In this movie I’ll show you what to do with your Fusion warehouse credentials, walk you through how to use those credentials to connect to your BI tool, and then help you understand exactly what’s in your Fusion Warehouse once you’ve hooked it all up. By the end, you’ll have a great idea of how your Fusion Warehouse is architected and how to join any of the tables based on that organization.
So once Fusion has built my warehouse, I’ll see my data populate the dashboard. There, I can get a nice overview of the number of fused records as well as the number of raw records for each of the systems I have connected.
Here we have Zendesk, along with an instance of Salesforce and HubSpot. And I can see whether my connectors are online or offline, as well as whether the number of records has gone up or down over time.
OK so now all I need to do is grab my warehouse credentials, which I’ll find on a tile on my Fusion dashboard where it says “Looking for your warehouse credentials?”. So I would just click “Get Credentials” to get the information that I’ll need to enter in my BI tool and that’ll bring me to my credentials screen here.
And here I’ll find what most in the data business would agree is pretty standard stuff -- the host, my username, database, password, and the port number. In Fusion, I can download a .csv file of my credentials and save them in a safe location if I’d like. I can also just copy paste them from the UI itself.
The great thing about having this Fused Warehouse is that I can now connect Fusion to any reports, dashboards, or BI tool that accepts a MySQL database, which in today’s market is about 95% or more. And so now that I have this warehouse, I can connect Fusion to Looker, Tableau, Yellowfin, Metabase, Quicksight, or any number of analytics platforms which are all amazing when it comes to querying data and data visualization.
OK so now that I have my credentials, this is actually the fun part. In this example, I’m using Metabase. And I’m going to navigate to the Admin Panel, where I’ll select Databases on the top menu bar. That allows me to Add a Database, which brings me to this next page.
And like I said, it doesn’t matter a whit whether I’m using MySQL Workbench or Microsoft Power BI. All I need to do is choose MySQL as my database type. Paste in my credentials. Then, once I’m done, I just click Save. And doing so will let me access my Fusion Warehouse at anytime, in real-time, and so I’m now 100% ready to do my analysis using my state-of-the-art Fused Database.
Once you've established your connection with your Fusion Warehouse, it's high time to explore what's in it.
The best way to see what’s in your Fused Database is by running a simple “show tables” command.

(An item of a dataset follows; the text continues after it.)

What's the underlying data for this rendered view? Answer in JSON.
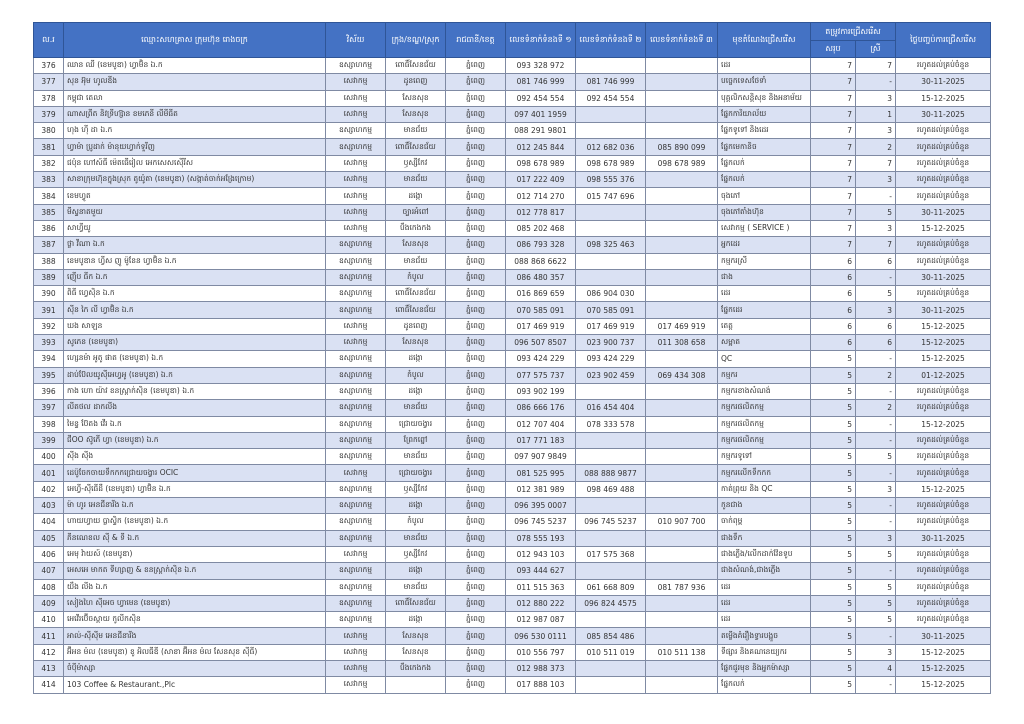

After which you’ll be able to identify the fused, raw, and links tables in your warehouse.
As you can see, the fused tables will always begin with fused “underscore” -- followed by the object. In this example, we have fused_activity and fused_company. But it could easily be fused_contact or fused_opportunity, and so on.
These fused tables are the real special sauce that will power your analysis because what Fusion’s done is gather every major object type and organize them nice and neat as Fused objects like contacts and opportunities.
But the raw records are also there. Once I connect my systems, Fusion will also go ahead and replicate all the raw data from my systems. So when I connect my Fused Warehouse to my BI tool, I’ll see these raw tables marked as the system + object. In this example they’re marked with names like: gotoweb, which is the system, followed by an underscore, then object, which is session. And the same pattern applies to this second example where we have hubspot, the system, tied to the contact object. In other words, not only do I get every major category, combined in a hyper intelligent way -- I also have access to the original data source, too.
And finally, we have the links tables, whose importance cannot be understated.Think of a links table like a pencil. It doesn’t do anything by itself. It also doesn’t do anything just in my hand. But it can do incredible things when I bring that pencil onto a sketch pad and begin to draw what I see in my mind. In that sense, the links tables form relationships between my SaaS applications’ different objects. So, for example, I could have an Activity object and a Ticket object and want to know how my customers’ activities relate to the number of tickets in my support systems. I could also link any company and tie it to a contact.
OK, but these are just the names of my warehouse tables. The data model here shows how all three relate to one another.
Let’s say Jane Doe exists in both HubSpot and Salesforce. Meaning both connectors will have her in their raw records. Both HubSpot and Salesforce have data about the Company she’s worked at, and so they combine that information into a Fused Company table. And likewise, the same thing goes for her Contact information. That also goes into a Fused Contacts table.
Using the Links Company Contacts table, I can now return a report with all the data that relates to Jane Doe from both connectors. Take a moment to let that sink in. Because this is not something I could do natively, in either HubSpot or Salesforce. Nor is it something I could do by exporting data or reading their APIs unless I did a whole lot of data prep. All the data about Jane Doe, and customers like her, is a million-fold more accessible and easier to work with. All the data about her is standardized and up-to-date.